Structure of Avian Thymic Hormone, a High-Affinity Avian β-Parvalbumin, in the Ca-Free and Ca-Bound States

Originally isolated on the basis of its capacity to stimulate T-cell maturation and proliferation, avian thymic hormone (ATH) is nevertheless a parvalbumin, one of two β-lineage isoforms expressed in birds. We recently learned that addition of Ca²⁺-free ATH to a solution of 8-anilinonaphthalene-1-sulfonate (ANS) markedly increases ANS emission. This behavior, not observed in the presence of Ca²⁺, suggests that apolar surface area buried in the Ca²⁺-bound state becomes solvent accessible upon Ca²⁺ removal. In order to elucidate the conformational alterations that accompany Ca²⁺ binding, we have obtained the solution structure of the Ca²⁺-free protein using NMR spectroscopy and compared it to the Ca²⁺-loaded protein, solved by X-ray crystallography. Although the metal-ion-binding (CD-EF) domains are largely coincident in the superimposed structures, a major difference is observed in the AB domains.

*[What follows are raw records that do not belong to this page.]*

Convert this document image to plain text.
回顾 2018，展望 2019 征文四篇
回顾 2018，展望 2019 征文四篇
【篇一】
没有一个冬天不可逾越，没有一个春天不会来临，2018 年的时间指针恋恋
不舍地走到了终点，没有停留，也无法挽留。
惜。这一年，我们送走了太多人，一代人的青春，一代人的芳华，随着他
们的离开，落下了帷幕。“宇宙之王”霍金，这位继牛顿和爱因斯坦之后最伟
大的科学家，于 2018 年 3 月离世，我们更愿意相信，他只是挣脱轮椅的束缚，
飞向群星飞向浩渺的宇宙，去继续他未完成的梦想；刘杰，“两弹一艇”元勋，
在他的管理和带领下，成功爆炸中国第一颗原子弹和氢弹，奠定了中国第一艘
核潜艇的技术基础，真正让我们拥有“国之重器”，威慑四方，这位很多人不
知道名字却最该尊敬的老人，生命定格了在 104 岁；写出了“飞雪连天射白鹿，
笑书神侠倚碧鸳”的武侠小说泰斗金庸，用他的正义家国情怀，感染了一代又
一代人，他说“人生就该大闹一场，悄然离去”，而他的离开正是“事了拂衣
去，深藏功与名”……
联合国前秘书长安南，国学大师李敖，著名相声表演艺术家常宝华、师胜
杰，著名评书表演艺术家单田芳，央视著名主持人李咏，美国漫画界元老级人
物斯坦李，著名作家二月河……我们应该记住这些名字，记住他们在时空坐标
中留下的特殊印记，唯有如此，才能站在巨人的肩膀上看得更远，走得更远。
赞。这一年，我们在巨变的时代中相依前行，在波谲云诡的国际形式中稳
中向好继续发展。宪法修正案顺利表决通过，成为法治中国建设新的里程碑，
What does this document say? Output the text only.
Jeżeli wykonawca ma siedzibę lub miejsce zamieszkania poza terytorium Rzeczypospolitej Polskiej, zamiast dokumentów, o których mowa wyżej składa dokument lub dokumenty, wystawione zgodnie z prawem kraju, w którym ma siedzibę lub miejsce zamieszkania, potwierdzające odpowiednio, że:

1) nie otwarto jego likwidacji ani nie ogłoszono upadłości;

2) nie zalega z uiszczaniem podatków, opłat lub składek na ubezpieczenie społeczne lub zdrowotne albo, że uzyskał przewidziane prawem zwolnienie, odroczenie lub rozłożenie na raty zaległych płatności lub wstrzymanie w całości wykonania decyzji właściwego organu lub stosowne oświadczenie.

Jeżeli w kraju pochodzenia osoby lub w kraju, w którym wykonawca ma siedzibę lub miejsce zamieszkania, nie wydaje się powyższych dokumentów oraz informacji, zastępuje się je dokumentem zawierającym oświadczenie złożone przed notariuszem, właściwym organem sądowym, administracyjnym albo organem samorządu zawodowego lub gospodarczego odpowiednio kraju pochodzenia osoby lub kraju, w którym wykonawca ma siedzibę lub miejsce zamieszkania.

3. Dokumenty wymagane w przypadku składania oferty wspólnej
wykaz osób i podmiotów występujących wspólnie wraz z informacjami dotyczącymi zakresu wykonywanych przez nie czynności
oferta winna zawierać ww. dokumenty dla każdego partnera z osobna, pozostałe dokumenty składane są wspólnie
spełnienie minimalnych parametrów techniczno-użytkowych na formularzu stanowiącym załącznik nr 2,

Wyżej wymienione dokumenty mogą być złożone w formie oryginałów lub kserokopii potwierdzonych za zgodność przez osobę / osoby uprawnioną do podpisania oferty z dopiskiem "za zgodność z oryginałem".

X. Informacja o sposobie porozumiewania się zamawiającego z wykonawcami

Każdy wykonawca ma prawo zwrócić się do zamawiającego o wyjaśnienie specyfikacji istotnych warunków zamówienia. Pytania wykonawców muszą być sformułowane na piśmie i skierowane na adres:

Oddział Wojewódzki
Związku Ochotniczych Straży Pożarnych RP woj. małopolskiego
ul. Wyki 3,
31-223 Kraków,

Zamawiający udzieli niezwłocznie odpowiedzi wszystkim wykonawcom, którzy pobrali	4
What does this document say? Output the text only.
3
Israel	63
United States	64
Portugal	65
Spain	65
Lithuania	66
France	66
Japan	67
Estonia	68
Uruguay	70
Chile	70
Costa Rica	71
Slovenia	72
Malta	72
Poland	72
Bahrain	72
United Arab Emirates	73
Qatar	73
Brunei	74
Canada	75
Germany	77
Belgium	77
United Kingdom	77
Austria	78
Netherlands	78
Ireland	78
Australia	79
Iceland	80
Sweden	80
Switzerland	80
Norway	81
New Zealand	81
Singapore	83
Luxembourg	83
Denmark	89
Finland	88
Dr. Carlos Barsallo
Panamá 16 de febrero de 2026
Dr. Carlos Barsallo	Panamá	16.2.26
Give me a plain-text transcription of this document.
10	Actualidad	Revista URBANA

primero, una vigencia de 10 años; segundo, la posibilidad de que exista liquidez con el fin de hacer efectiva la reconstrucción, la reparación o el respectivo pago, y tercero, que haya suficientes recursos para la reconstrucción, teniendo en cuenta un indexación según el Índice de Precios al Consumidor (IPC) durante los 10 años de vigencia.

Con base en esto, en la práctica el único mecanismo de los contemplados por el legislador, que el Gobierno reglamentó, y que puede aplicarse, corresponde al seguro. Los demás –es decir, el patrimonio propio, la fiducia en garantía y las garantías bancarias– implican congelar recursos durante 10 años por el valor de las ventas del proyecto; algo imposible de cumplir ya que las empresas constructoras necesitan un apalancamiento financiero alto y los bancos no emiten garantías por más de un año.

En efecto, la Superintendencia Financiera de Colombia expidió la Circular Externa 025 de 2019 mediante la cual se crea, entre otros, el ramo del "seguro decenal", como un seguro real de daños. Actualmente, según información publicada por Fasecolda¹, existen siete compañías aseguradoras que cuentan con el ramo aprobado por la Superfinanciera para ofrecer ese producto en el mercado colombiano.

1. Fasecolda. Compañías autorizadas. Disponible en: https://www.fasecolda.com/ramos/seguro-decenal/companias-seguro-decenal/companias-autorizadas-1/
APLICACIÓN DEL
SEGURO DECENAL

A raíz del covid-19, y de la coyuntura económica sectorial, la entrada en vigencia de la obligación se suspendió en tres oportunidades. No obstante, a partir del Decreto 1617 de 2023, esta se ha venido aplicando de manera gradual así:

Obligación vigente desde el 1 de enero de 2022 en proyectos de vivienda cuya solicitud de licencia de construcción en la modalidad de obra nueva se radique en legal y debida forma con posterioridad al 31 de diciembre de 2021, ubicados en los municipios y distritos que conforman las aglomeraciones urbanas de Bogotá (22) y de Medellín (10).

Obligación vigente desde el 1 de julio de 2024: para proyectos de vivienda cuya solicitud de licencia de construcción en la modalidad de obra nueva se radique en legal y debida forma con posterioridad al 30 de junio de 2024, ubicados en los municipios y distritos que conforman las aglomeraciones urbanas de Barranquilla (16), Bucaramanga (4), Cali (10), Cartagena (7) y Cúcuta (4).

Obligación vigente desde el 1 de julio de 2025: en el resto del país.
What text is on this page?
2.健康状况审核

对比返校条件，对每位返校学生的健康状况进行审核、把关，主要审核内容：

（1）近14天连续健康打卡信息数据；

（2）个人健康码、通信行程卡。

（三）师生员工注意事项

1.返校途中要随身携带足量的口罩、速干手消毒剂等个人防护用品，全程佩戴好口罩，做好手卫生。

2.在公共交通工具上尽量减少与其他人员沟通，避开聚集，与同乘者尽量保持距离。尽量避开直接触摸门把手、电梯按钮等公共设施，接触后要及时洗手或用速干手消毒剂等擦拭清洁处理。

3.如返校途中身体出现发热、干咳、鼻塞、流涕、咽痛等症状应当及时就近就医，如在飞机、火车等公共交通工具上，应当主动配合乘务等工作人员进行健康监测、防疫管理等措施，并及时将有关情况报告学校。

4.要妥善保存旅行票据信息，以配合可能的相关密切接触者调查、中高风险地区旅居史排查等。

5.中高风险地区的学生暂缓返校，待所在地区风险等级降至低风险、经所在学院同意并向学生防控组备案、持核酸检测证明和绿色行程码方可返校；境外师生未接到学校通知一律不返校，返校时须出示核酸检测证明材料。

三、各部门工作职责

The tight association of helix B with the E and F helices in the Ca²⁺-bound state is lost upon removal of Ca²⁺, producing a deep hydrophobic cavity. The B helix also undergoes substantial rotation, exposing the side chains of F24, Y26, F29, and F30 to solvent. Presumably, the increase in ANS emission observed in the presence of unliganded ATH reflects the interaction of these hydrophobic residues with the fluorescent probe. The increased solvent exposure of apolar surface area in the Ca²⁺-free protein is consistent with previously collected scanning calorimetry data, which indicated an unusually low change in heat capacity upon thermal denaturation. The Ca²⁺-free structure also provides added insight into the magnitude of ligation-linked conformational alteration compatible with a high-affinity metal-ion-binding signature. The exposure of substantial apolar surface area suggests the intriguing possibility that ATH could function as a reverse Ca²⁺ sensor.